Causes of interrupted sleep include:

  • children resist going to bed for a variety of reasons:
    • because they wish to engage in other preferred activities, because they do not feel tired, because they have nighttime fears that make them frightened of going to sleep alone, etc.
    • Bedtime resistance involves active oppositional behavior on the part of the child and in turn may lead to shorter sleep duration.
  • Night waking problems occur when children wake at night and do not fall back to sleep promptly and independently
    • many young children experience transient waking periods through the night, but quickly return to sleep on their own, without intervention from parents
    • when children wake frequently and/or for an extended period of time and require parental assistance (e.g., parental presence, soothing activities) to return to sleep, night wakings become problematic

Principles of management of childhood insomnia (4):

  • appropriate sleep hygiene measures and more specific techniques of extinction, or graduated extinction, are all more effective than placebo at improving sleep and reducing the number of weekly night wakes in otherwise healthy children who regularly wake up in the night

  • behavioural strategies should be tried first in children with disturbed sleep
  • melatonin improves sleep in children with ASDs
  • melatonin administration can be used to advance sleep onset to normal values in children with ADHD who are not on stimulant medication

Notes with respect to short-term use of sedatative antihistamines in childhood insomnia (4)

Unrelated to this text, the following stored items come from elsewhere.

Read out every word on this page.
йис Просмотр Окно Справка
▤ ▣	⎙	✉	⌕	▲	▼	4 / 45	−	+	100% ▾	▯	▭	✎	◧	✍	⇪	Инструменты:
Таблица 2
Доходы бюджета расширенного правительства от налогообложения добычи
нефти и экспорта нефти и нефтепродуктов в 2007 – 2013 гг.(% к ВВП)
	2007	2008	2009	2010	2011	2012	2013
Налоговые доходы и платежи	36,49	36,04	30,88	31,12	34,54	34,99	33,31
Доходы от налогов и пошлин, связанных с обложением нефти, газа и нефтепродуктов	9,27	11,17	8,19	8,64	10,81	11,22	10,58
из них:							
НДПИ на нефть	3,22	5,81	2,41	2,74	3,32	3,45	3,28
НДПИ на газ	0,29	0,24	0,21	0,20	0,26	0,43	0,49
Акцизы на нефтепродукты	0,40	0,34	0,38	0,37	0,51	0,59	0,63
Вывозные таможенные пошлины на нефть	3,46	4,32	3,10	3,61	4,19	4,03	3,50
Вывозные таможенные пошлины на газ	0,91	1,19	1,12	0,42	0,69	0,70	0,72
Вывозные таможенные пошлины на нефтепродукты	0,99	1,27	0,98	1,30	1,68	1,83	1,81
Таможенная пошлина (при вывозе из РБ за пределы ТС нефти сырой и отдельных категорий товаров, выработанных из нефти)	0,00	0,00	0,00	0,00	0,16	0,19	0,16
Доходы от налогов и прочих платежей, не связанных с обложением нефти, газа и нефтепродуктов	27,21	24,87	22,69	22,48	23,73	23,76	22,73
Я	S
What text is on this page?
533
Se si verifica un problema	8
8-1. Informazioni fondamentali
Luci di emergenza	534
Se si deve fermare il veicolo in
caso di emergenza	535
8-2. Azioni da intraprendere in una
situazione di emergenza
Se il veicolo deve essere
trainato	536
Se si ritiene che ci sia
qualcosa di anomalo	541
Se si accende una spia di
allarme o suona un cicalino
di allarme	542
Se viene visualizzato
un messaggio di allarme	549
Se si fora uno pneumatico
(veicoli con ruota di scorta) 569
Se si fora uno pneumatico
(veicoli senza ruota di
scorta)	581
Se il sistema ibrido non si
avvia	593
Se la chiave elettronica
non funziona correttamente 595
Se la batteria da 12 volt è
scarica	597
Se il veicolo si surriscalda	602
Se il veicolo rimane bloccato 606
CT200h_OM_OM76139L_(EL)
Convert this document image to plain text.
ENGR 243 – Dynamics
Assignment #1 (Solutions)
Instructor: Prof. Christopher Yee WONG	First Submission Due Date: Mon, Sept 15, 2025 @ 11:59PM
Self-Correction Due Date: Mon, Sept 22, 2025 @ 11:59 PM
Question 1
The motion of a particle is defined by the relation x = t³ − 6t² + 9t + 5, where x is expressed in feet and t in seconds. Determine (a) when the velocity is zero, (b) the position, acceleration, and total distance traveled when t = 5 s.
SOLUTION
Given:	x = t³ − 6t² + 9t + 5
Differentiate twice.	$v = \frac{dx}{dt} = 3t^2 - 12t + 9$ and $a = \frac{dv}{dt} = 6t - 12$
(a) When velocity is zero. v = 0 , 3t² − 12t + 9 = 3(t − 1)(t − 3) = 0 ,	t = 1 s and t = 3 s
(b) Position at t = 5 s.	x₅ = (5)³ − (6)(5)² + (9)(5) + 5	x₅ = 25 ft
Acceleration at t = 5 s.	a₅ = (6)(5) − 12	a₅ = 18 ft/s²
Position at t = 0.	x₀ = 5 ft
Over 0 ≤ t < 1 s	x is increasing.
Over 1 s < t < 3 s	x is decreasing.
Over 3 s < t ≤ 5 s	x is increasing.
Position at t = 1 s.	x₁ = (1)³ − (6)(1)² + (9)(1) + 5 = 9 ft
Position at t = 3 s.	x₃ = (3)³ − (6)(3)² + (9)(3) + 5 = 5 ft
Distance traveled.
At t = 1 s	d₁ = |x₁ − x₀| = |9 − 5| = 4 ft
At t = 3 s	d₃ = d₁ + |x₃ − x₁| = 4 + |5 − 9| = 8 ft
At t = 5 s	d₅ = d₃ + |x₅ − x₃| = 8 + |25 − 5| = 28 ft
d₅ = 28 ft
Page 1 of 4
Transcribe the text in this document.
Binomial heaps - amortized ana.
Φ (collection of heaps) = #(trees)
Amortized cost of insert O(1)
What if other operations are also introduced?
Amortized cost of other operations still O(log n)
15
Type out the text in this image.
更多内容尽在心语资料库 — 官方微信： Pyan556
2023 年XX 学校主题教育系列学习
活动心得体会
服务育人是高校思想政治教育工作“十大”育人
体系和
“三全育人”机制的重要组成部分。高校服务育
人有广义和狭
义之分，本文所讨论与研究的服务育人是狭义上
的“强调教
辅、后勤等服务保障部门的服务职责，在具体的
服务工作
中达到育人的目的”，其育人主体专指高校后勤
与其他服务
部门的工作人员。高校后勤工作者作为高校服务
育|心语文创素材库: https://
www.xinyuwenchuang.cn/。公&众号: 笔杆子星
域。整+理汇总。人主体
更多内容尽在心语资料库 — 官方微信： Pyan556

  • sedative side effects of antihistamines may speed up behavioural programmes over short periods but seem not to work without behavioural interventions
  • in a placebo-controlled double-blind trial in infants aged 6–27 months with the use of trimeprazine tartrate
    • authors concluded that it is not recommended as a pharmacological treatment for infant sleep disturbance unless as an adjunct to a behavioural therapy program (5)
  • clinically the short term use of an H1 blocker for transient or extreme insomnia is frequently employed: however, tolerance can develop quickly and some children can experience dramatic and paradoxical over-arousal

Reference:

  1. Turnbull K et a. Behavioral Sleep Problems and their Potential Impact on Developing Executive Function in Children.Sleep. 2013 Jul 1; 36(7): 1077–1084.
  2. Paruthi S, Brooks LJ, D’Ambrosio C, et al. Consensus statement of the American Academy of Sleep Medicine on the recommended amount of sleep for healthy hildren: methodology and discussion. J Clin Sleep Med. 2016;12(11):1549-1561.
  3. The International Classification of Sleep Disorders. 3rd ed. Westchester, IL: American Academy of Sleep Medicine; 2014.
  4. Wilson S et al. British Association for Psychopharmacology consensus statement on evidence-based treatment of insomnia, parasomnias and circadian rhythm disorders: An update. Journal of Psychopharmacology 2019, Vol. 33(8) 923– 947
  5. France KG, Blampied NM and Wilkinson P .A multiple-baseline, double-blind evaluation of the effects of trimeprazine tartrate on infant sleep disturbance. Exp Clin Psychopharmacol 1999; 7: 502–513.